I call them “gummy bears.” I have no idea where I got the application of the term in this situation, it just came to me one day when I was talking with my husband about my latest journey of faith. After finally giving my future to God, I have asked him to help me make decisions about the future of my job and career.
I have to be honest. He is taking what I consider to be an extremely long time in providing concrete and Jennifer-acceptable clear answers.
He hasn’t been completely silent. There have been signs along the way... signs I call gummy bears. Almost every day or so, I get some indication from God that lets me know that he is ahead of me, dropping little pieces of promise and provision on the path. I follow them, Hansel and Gretel style, knowing that they are going to lead me Home and to His Will.
The funny thing about these gummy bears, is that I don’t seek them out in my usual type-A, full on, hard charging get-things-done mode. They always show up in random ways. And they always show up with clear indication that they are connected to the journey.
For example, I will get a phone call to set up a phone interview that I didn’t think was coming. I will get an email, or a recruiter will reach out to me to talk about opportunities.
Sometimes, they show up as guideposts in what I would consider to be a negative way – a roadblock at work, or a decline for an interview. In one case, I was ready to take a job that I thought was a lock, but my soul was very unsettled as I went through the interview process. I was turned down. It was God giving me a sign... a gummy bear... that my instincts were good and he had this under control.
The gummy bears even became a part of my physical world. At a motorcycle race with my husband and a friend recently, I found myself at a frustrated and lonely point, needing a little reassurance. I looked down to see a dirty one lie on the cement staircase staring up at me.
No, I did not pick it up, but that dirty gummy bear meant everything to me. It was a gooey sign of God’s physical presence in the world. Oh do I pray for the day when I can see his beautiful face – but it isn’t my time, and so I get to see these little visible signs to keep the faith.

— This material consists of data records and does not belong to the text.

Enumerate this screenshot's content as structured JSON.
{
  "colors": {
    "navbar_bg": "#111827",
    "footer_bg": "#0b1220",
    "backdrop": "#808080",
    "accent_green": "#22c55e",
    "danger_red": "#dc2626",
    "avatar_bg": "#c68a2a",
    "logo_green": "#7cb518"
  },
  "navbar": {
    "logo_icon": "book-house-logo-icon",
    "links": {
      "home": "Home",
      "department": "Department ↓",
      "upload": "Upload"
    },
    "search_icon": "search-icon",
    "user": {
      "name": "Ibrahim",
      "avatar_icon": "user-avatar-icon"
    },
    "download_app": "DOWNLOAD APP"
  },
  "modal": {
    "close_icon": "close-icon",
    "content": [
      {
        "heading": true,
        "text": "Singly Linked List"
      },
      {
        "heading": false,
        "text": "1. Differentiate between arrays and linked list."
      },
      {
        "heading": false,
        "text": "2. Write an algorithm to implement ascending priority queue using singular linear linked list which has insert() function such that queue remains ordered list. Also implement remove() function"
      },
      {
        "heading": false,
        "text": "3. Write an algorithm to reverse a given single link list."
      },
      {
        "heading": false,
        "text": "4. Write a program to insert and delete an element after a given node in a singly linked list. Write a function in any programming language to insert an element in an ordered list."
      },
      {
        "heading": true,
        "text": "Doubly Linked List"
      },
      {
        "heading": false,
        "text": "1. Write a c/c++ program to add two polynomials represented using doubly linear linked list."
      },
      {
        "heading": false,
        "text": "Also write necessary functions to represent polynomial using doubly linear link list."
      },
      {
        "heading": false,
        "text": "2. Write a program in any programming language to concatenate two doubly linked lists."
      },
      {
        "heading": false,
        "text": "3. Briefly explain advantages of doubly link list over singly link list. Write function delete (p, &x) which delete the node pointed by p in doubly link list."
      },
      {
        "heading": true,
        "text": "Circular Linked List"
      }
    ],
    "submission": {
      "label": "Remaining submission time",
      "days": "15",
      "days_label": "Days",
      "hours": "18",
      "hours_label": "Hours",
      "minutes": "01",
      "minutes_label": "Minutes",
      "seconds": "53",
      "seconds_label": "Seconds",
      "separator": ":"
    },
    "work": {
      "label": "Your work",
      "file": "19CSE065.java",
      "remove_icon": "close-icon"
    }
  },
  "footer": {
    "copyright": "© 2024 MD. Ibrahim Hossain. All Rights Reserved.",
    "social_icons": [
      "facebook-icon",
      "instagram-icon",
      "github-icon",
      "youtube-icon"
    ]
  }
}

For the record, not a fan of real gummy bears. They are too chewy and they usually come in mixed flavors. I don’t like mixing up flavors. I separate my Skittles, I even separate my M&M’s and Reese’s pieces by color before I eat them.
As with all things from our Father, there is a reason Gummy bears were chosen. Their stickiness, fierce fight against the molars and ability to survive a nasty staircase and still look up smiling make them a great symbol of persistence.
They are my version of the little pieces of faith and light God sends us when we are on our own journeys. I’ve heard similar powerful stories about pennies, butterflies or other things mysteriously appearing during times of decision or crisis that gave great comfort to friends. God decided to make mine gummy bears.
These symbols are all God’s personal gift of promise. The promise is that the work, the daily lessons, the ups and downs are there to show you that God is in control and he has the perfect plan for you – which means you may or may not get what you want in that moment, but there is a perfect path and something to guide you along it.
So, whether it’s a new job, a new romantic relationship, a move or other life changing decision, and you feel the answers are slow in coming remember you are in God’s timing and keep an eye, ear and open heart and mind out for his beautiful signs of promise.
There is an incredible update to this story. I decided to keep the original post in place so that you can experience this as I did. I wrote this story several weeks ago, with conviction and commitment God was leading me and that commitment showed itself in the mighty ways only our Lord can create.
Weeks after writing this blog, I was at an interview at a company and during a break in interviews, they brought me water and a snack. Sisters, they brought me gummy bears. A package of gummy bears.
I am glad it was during a break because my composure was at great risk as God had just let his light, will and way into the room. I could barely breathe, yet my lungs filled with the truth – our God is real as real as the organic gummy bear packet that sat in my hands.
I ended up with 4 job offers within a week. There was some human doubt, but God had overcome it, and I accepted the offer from the “gummy bear” company yesterday and will start the new position next month. I do so with such comfort and peace because God selected this position for me. With perseverance, hard work, and begging on my knees for a clear sign, God worked His faith and patience in me, and led me in clear direction.
Sitting in my kitchen is that tiny bag full of uneaten smiling bears and the promise of John 16:23 (NASB) – In that day you will not question Me about anything. Truly, truly, I say to you, if you ask the Father for anything in My name, He will give it to you.
If you find yourself questioning God’s perfect plan and direction, look for God’s version of your gummy bears – those sweet small steps will guide you away from the questioning and into the faith and confidence of living a God-directed life.